Mi vuol far credere che tutti questi cambiamenti non abbiano determinato e non determinino tuttora dei “timori” da parte dei vostri dipendenti?

“E’ del tutto umano e naturale che, all’inizio, vi siano delle paure, dei timori. Però, se il cambiamento viene proposto con trasparenza e condiviso con i propri collaboratori, oltre ai timori si determinano anche degli stimoli propulsivi che diventano essi stessi fattori di cambiamento e di miglioramento. Il meccanismo mentale è sostanzialmente semplice: ho ‘paura’ di fare così; sono ‘curioso’ di vedere cosa succederà facendo così. I risultati concreti sono poi il modo migliore per passare dal dover fare al voler fare. La produttività è la somma fra efficacia ed efficienza. Tutto deve essere ‘misurato’ e reso fruibile a tutti”.

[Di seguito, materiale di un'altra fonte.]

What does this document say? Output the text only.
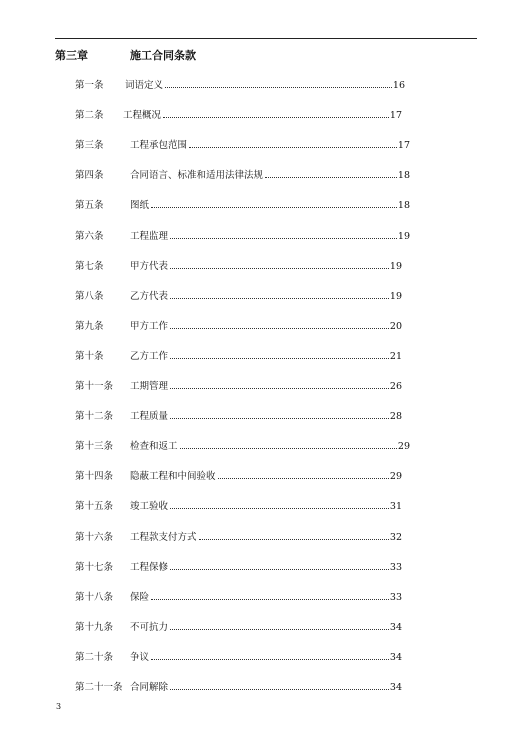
第三章	施工合同条款
第一条 词语定义	16
第二条 工程概况	17
第三条	工程承包范围	17
第四条	合同语言、标准和适用法律法规	18
第五条	图纸	18
第六条	工程监理	19
第七条	甲方代表	19
第八条	乙方代表	19
第九条	甲方工作	20
第十条	乙方工作	21
第十一条 工期管理	26
第十二条 工程质量	28
第十三条 检查和返工	29
第十四条 隐蔽工程和中间验收	29
第十五条 竣工验收	31
第十六条 工程款支付方式	32
第十七条 工程保修	33
第十八条 保险	33
第十九条 不可抗力	34
第二十条 争议	34
第二十一条 合同解除	34
3
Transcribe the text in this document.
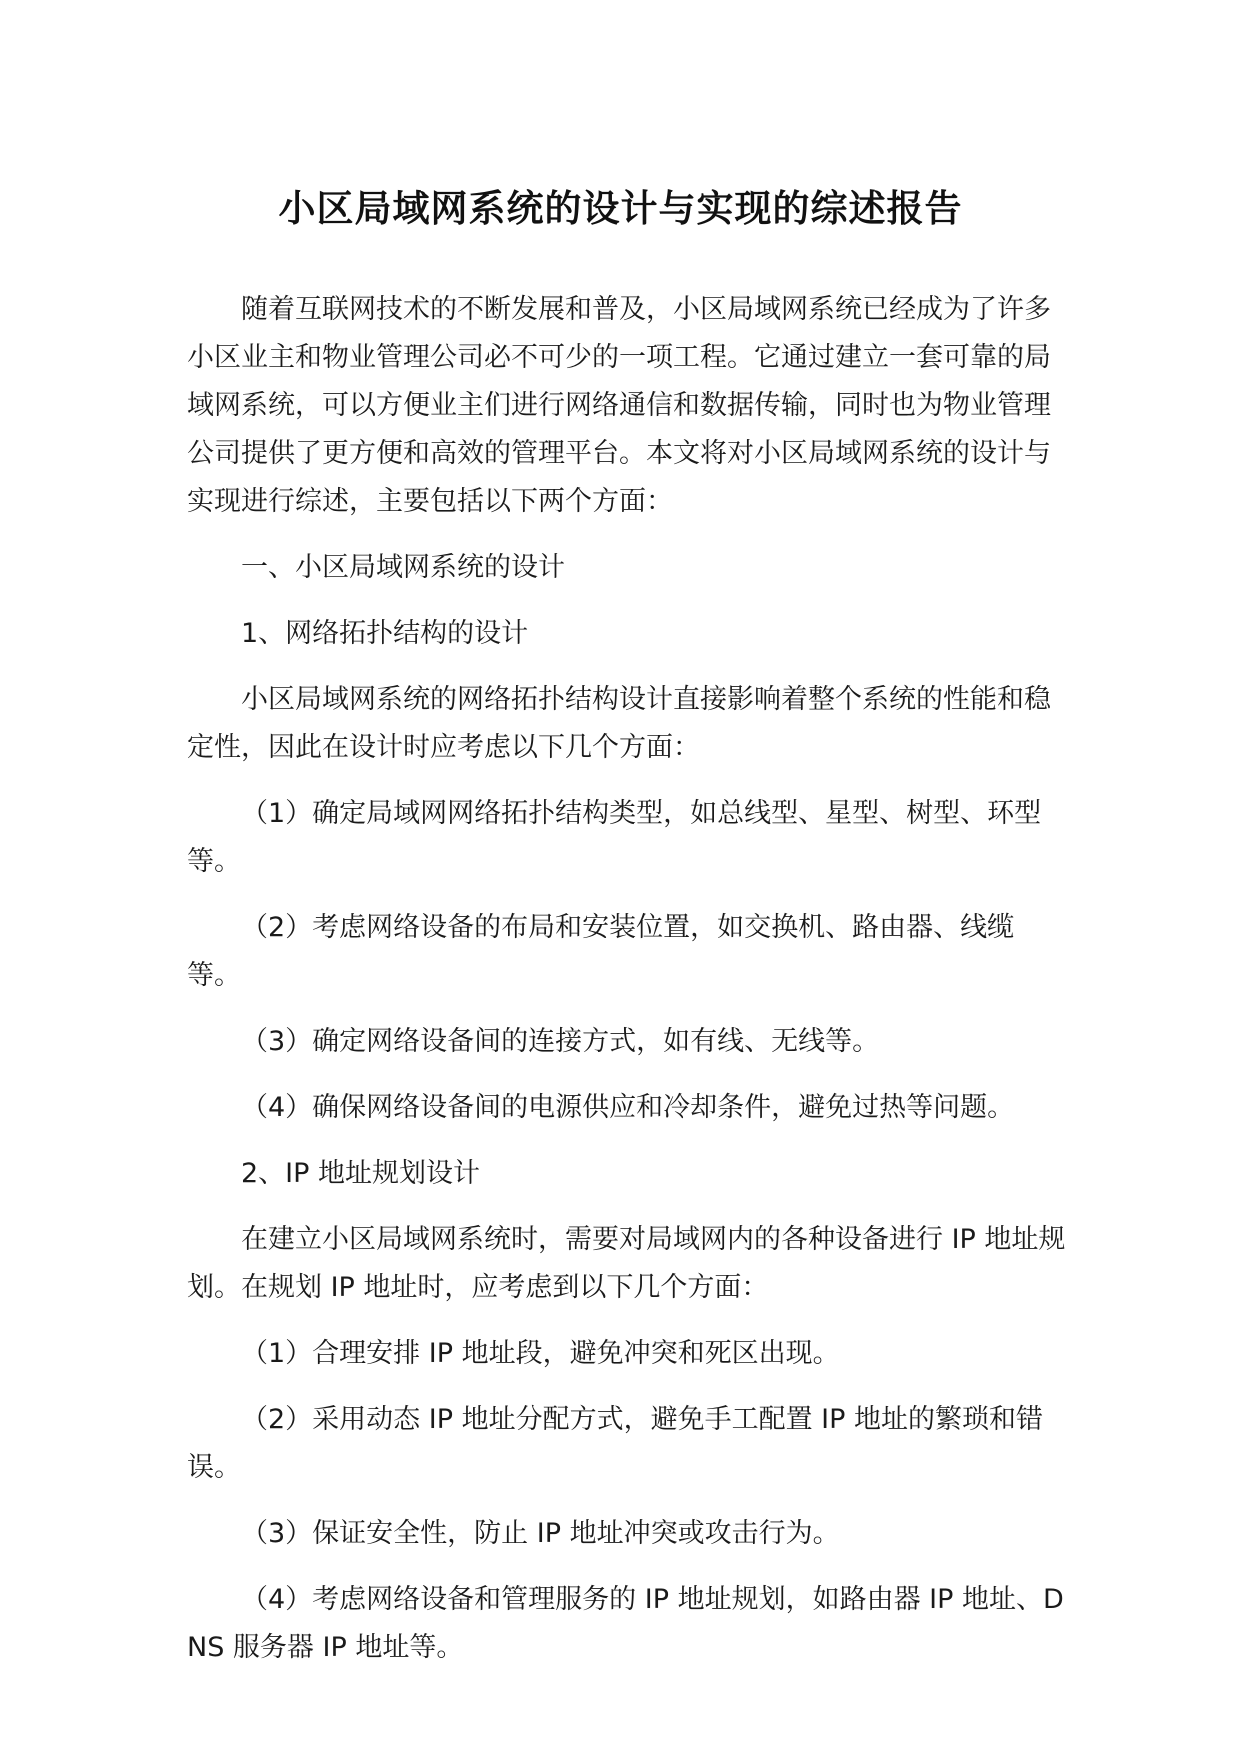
小区局域网系统的设计与实现的综述报告

随着互联网技术的不断发展和普及，小区局域网系统已经成为了许多小区业主和物业管理公司必不可少的一项工程。它通过建立一套可靠的局域网系统，可以方便业主们进行网络通信和数据传输，同时也为物业管理公司提供了更方便和高效的管理平台。本文将对小区局域网系统的设计与实现进行综述，主要包括以下两个方面：

一、小区局域网系统的设计

1、网络拓扑结构的设计

小区局域网系统的网络拓扑结构设计直接影响着整个系统的性能和稳定性，因此在设计时应考虑以下几个方面：

（1）确定局域网网络拓扑结构类型，如总线型、星型、树型、环型等。

（2）考虑网络设备的布局和安装位置，如交换机、路由器、线缆等。

（3）确定网络设备间的连接方式，如有线、无线等。

（4）确保网络设备间的电源供应和冷却条件，避免过热等问题。

2、IP 地址规划设计

在建立小区局域网系统时，需要对局域网内的各种设备进行 IP 地址规划。在规划 IP 地址时，应考虑到以下几个方面：

（1）合理安排 IP 地址段，避免冲突和死区出现。

（2）采用动态 IP 地址分配方式，避免手工配置 IP 地址的繁琐和错误。

（3）保证安全性，防止 IP 地址冲突或攻击行为。

（4）考虑网络设备和管理服务的 IP 地址规划，如路由器 IP 地址、DNS 服务器 IP 地址等。
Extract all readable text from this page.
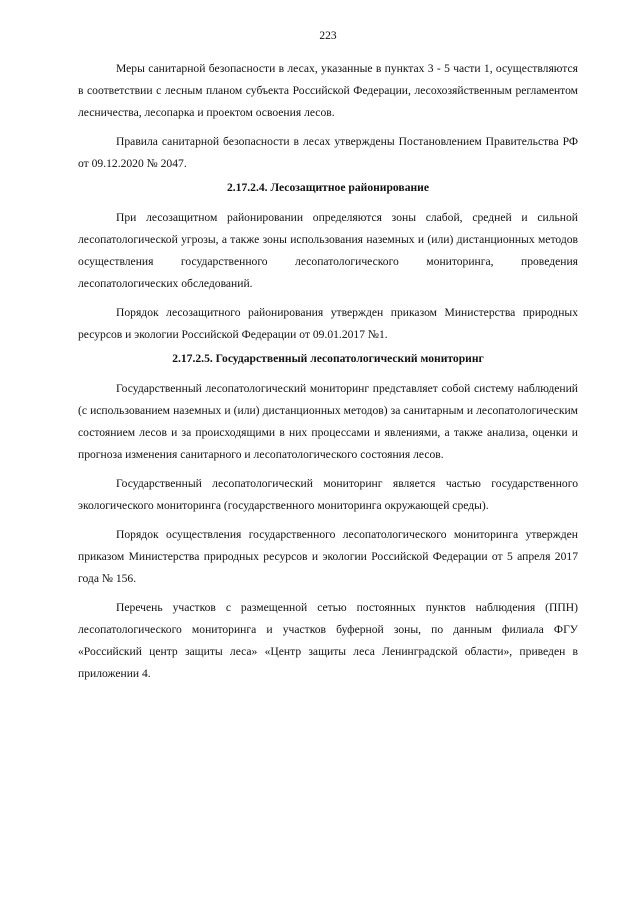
223

Меры санитарной безопасности в лесах, указанные в пунктах 3 - 5 части 1, осуществляются в соответствии с лесным планом субъекта Российской Федерации, лесохозяйственным регламентом лесничества, лесопарка и проектом освоения лесов.

Правила санитарной безопасности в лесах утверждены Постановлением Правительства РФ от 09.12.2020 № 2047.

2.17.2.4. Лесозащитное районирование

При лесозащитном районировании определяются зоны слабой, средней и сильной лесопатологической угрозы, а также зоны использования наземных и (или) дистанционных методов осуществления государственного лесопатологического мониторинга, проведения лесопатологических обследований.

Порядок лесозащитного районирования утвержден приказом Министерства природных ресурсов и экологии Российской Федерации от 09.01.2017 №1.

2.17.2.5. Государственный лесопатологический мониторинг

Государственный лесопатологический мониторинг представляет собой систему наблюдений (с использованием наземных и (или) дистанционных методов) за санитарным и лесопатологическим состоянием лесов и за происходящими в них процессами и явлениями, а также анализа, оценки и прогноза изменения санитарного и лесопатологического состояния лесов.

Государственный лесопатологический мониторинг является частью государственного экологического мониторинга (государственного мониторинга окружающей среды).

Порядок осуществления государственного лесопатологического мониторинга утвержден приказом Министерства природных ресурсов и экологии Российской Федерации от 5 апреля 2017 года № 156.

Перечень участков с размещенной сетью постоянных пунктов наблюдения (ППН) лесопатологического мониторинга и участков буферной зоны, по данным филиала ФГУ «Российский центр защиты леса» «Центр защиты леса Ленинградской области», приведен в приложении 4.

A proposito di risultati concreti, qual è, qui in Italia, la vostra “carta d’identità” aziendale?

“A Solaro lavorano 110 persone. Se comprendiamo anche il personale delle filiali commerciali di Torino, Verona, Pescara e Bologna, saliamo a 186. Il nostro fatturato annuo si aggira intorno ai 130 milioni di euro”, osserva Giorgio Ferrandino, 54 anni, laureato in sociologia e organizzazione del lavoro, in Sew dal 2013.

“Qui a Solaro – prosegue – siamo specializzati nelle produzioni di piccoli lotti personalizzati da consegnare in tempi brevi”.

Per assecondare e valorizzare fino in fondo la vostra “rivoluzione interna” quanto conta il fattore formativo?

“Moltissimo! In media, investiamo 200.000300.000 euro ogni anno in formazione. Collaboriamo strettamente con il mondo della scuola. Facciamo parte dell’Osservatorio digitale del Politecnico di Milano e ospitiamo numerosi stagisti provenienti dagli Istituti medi superiori del territorio”.

Più in generale, qual è il livello dei vostri investimenti?

“Tra il 4 e il 5% del fatturato per quanto riguarda gli investimenti infrastrutturali. Se ci aggiungiamo anche quelli in ricerca e sviluppo superiamo il 10%”.

Come vanno le cose in questo inizio di 2018?

“Direi molto bene. Il Programma Industria 4.0 del ministro Carlo Calenda ha fatto letteralmente partire un piano di sviluppo che ha risvegliato anche il mercato interno, oltre a favorire le imprese specializzate nella produzione di macchine e impianti che esportano fortemente e che sono nostre clienti. Era ora che si facesse qualcosa per sostenere le strategie industriali!”.

La vostra visione del futuro, in due parole.

“Proseguire nella nostra ‘rivoluzione interna’ e offrire queste innovazioni alle industrie. Ridefinire l’organizzazione aziendale tenendo presente che questi cambiamenti destruttureranno letteralmente la tradizionale piramide decisionale: vertice e base saranno sempre meno distanti”.